When the commission adopted Rule 506 more than three decades ago, the agency said, “the issuer, or any person acting on its behalf, could use the exemption only if they were not offering or selling securities through general solicitation or general advertising,” Schapiro explained.
But the Jumpstart Our Business Startups (JOBS) Act directs the SEC “to lift this prohibition as well as a similar prohibition contained in Rule 144A of the Securities Act,” she said, and with respect to Rule 506 offerings, the Act “directs the Commission to permit such general solicitation, provided that all purchasers of the securities are accredited investors.”
The JOBS Act further says that the SEC’s rule “shall require the issuer to take reasonable steps to verify” an investor’s accredited status, using such methods as determined by the agency.
NASAA President Jack Herstein wrote in a recent blog for AdvisorOne that Rule 506 allows certain private placements to be sold to investors without SEC registration. “By definition, these are limited investment offerings that are highly illiquid, generally lack transparency and have little regulatory oversight,” Herstein wrote.
The proposed rules would require an issuer that uses general solicitation to “take reasonable steps to verify” that all of the purchasers are accredited investors, the SEC explains.
“Whether the steps taken are reasonable would be an objective determination, based on the particular facts and circumstances of each offering and investor,” Schapiro said.
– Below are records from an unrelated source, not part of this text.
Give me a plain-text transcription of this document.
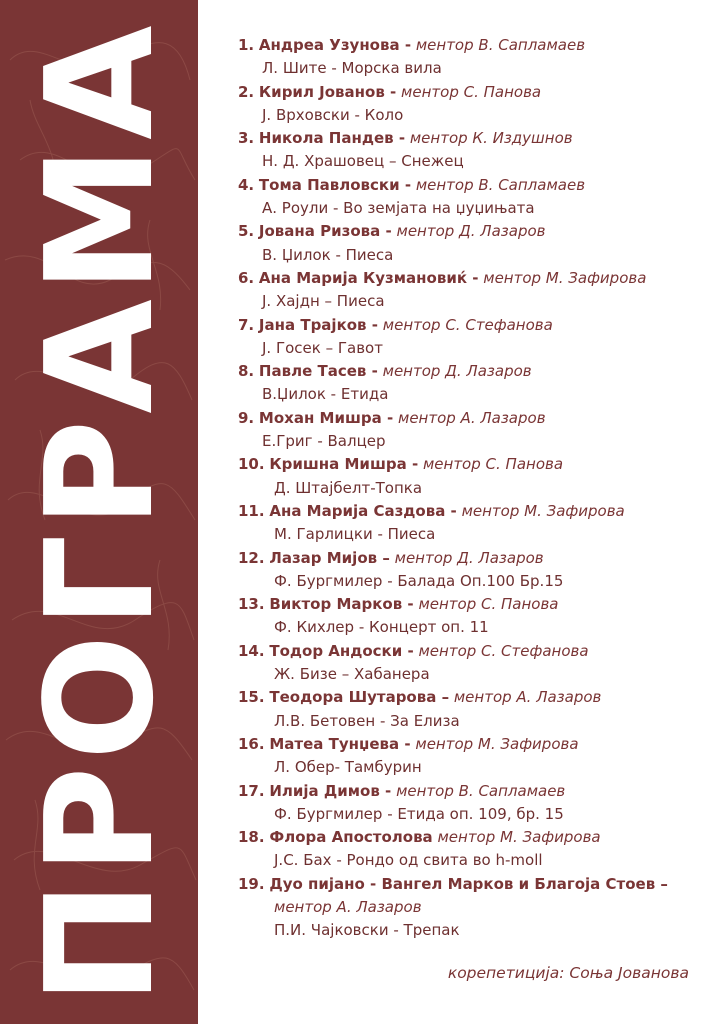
ПРОГРАМА	1. Андреа Узунова - ментор В. Сапламаев
Л. Шите - Морска вила
2. Кирил Јованов - ментор С. Панова
Ј. Врховски - Коло
3. Никола Пандев - ментор К. Издушнов
Н. Д. Храшовец – Снежец
4. Тома Павловски - ментор В. Сапламаев
А. Роули - Во земјата на џуџињата
5. Јована Ризова - ментор Д. Лазаров
В. Џилок - Пиеса
6. Ана Марија Кузмановиќ - ментор М. Зафирова
Ј. Хајдн – Пиеса
7. Јана Трајков - ментор С. Стефанова
Ј. Госек – Гавот
8. Павле Тасев - ментор Д. Лазаров
В.Џилок - Етида
9. Мохан Мишра - ментор А. Лазаров
Е.Григ - Валцер
10. Кришна Мишра - ментор С. Панова
Д. Штајбелт-Топка
11. Ана Марија Саздова - ментор М. Зафирова
М. Гарлицки - Пиеса
12. Лазар Мијов – ментор Д. Лазаров
Ф. Бургмилер - Балада Оп.100 Бр.15
13. Виктор Марков - ментор С. Панова
Ф. Кихлер - Концерт оп. 11
14. Тодор Андоски - ментор С. Стефанова
Ж. Бизе – Хабанера
15. Теодора Шутарова – ментор А. Лазаров
Л.В. Бетовен - За Елиза
16. Матеа Тунџева - ментор М. Зафирова
Л. Обер- Тамбурин
17. Илија Димов - ментор В. Сапламаев
Ф. Бургмилер - Етида оп. 109, бр. 15
18. Флора Апостолова ментор М. Зафирова
Ј.С. Бах - Рондо од свита во h-moll
19. Дуо пијано - Вангел Марков и Благоја Стоев –
ментор А. Лазаров
П.И. Чајковски - Трепак
корепетиција: Соња Јованова
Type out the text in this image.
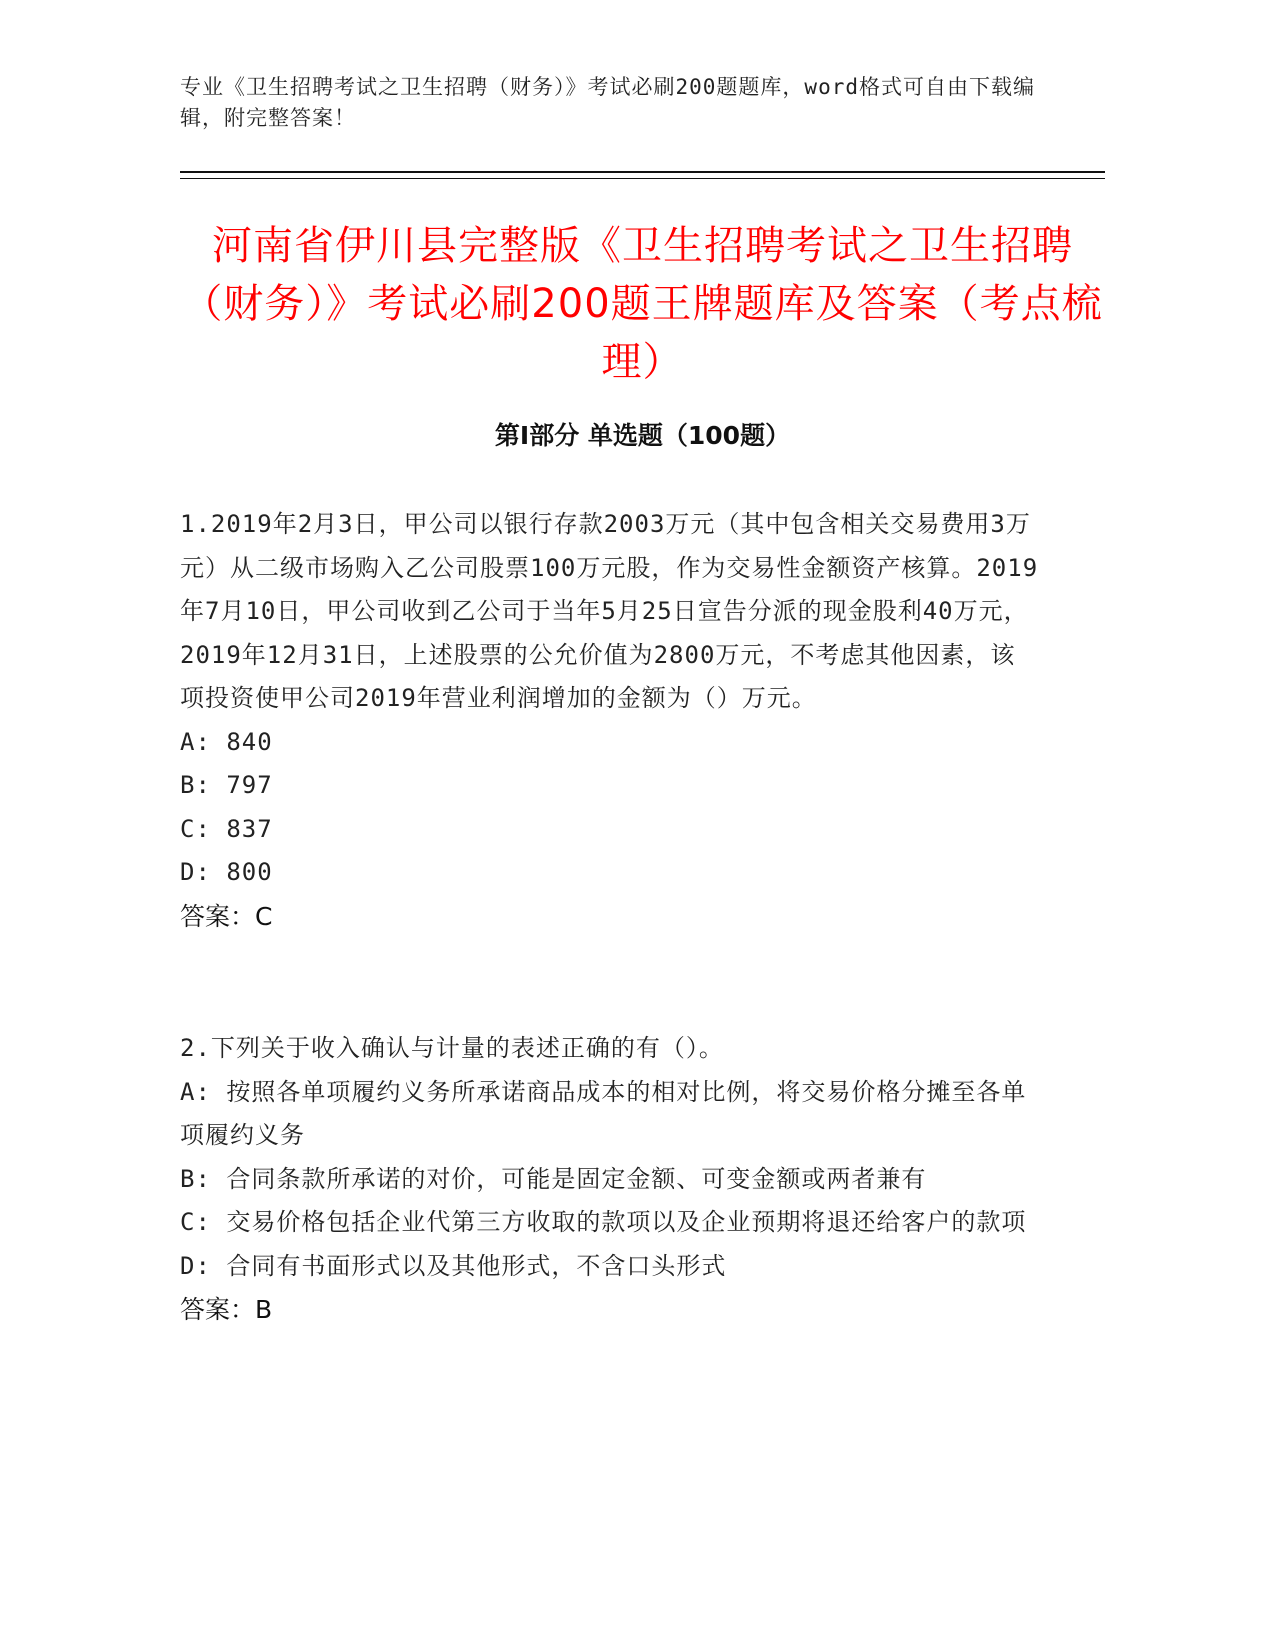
专业《卫生招聘考试之卫生招聘（财务）》考试必刷200题题库，word格式可自由下载编辑，附完整答案！
河南省伊川县完整版《卫生招聘考试之卫生招聘（财务）》考试必刷200题王牌题库及答案（考点梳理）
第I部分 单选题（100题）

1.2019年2月3日，甲公司以银行存款2003万元（其中包含相关交易费用3万元）从二级市场购入乙公司股票100万元股，作为交易性金额资产核算。2019年7月10日，甲公司收到乙公司于当年5月25日宣告分派的现金股利40万元，2019年12月31日，上述股票的公允价值为2800万元，不考虑其他因素，该项投资使甲公司2019年营业利润增加的金额为（）万元。

A: 840

B: 797

C: 837

D: 800

答案：C

2.下列关于收入确认与计量的表述正确的有（）。

A: 按照各单项履约义务所承诺商品成本的相对比例，将交易价格分摊至各单项履约义务

B: 合同条款所承诺的对价，可能是固定金额、可变金额或两者兼有

C: 交易价格包括企业代第三方收取的款项以及企业预期将退还给客户的款项

D: 合同有书面形式以及其他形式，不含口头形式

答案：B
The proposing release explains how this framework would operate.
“I hope that we will receive comment on this aspect of the proposal most particularly, as it is clear from the statute that taking reasonable steps to verify accredited investor status is part and parcel of permitting general solicitation,” Schapiro continued. “The comments we receive will enable the commission to have the benefit of the views expressed by issuers, investors and other market participants on the proposal before the rules are finalized.”
Schapiro said that while she believes “it will be incredibly important for the commission to take a thorough look at the private placement market in the future, I think at this point it is appropriate that we undertake this more narrow mandate that Congress placed upon us through the JOBS Act.”
Regulation D Changes
Schapiro also noted the “significant change” taking place in the private offering landscape as a result of legislative changes, which will be important for the SEC to consider as it reviews Regulation D—of which Rule 506 is a part—which spells out conditions for selling securities without registering them with the SEC.
The legislative changes range from who can invest, to who can use the registration exemption, to how the offerings are conducted, to the consequences of completing private offerings, Schapiro said.
For instance, the Dodd-Frank Act changed the accredited investor net worth test for Regulation D offerings by eliminating the investor’s primary residence from the calculation. “That same provision prohibits [the SEC] from changing the net worth test before July 2014,” Schapiro said.
Dodd-Frank also addresses the process for how the SEC determines who is an accredited investor under its rules, Schapiro continued, and “directs us to undertake a review of the definition as it relates to natural persons in its ‘entirety’ beginning four years after the enactment of the Dodd-Frank Act to determine whether the definition should be adjusted.”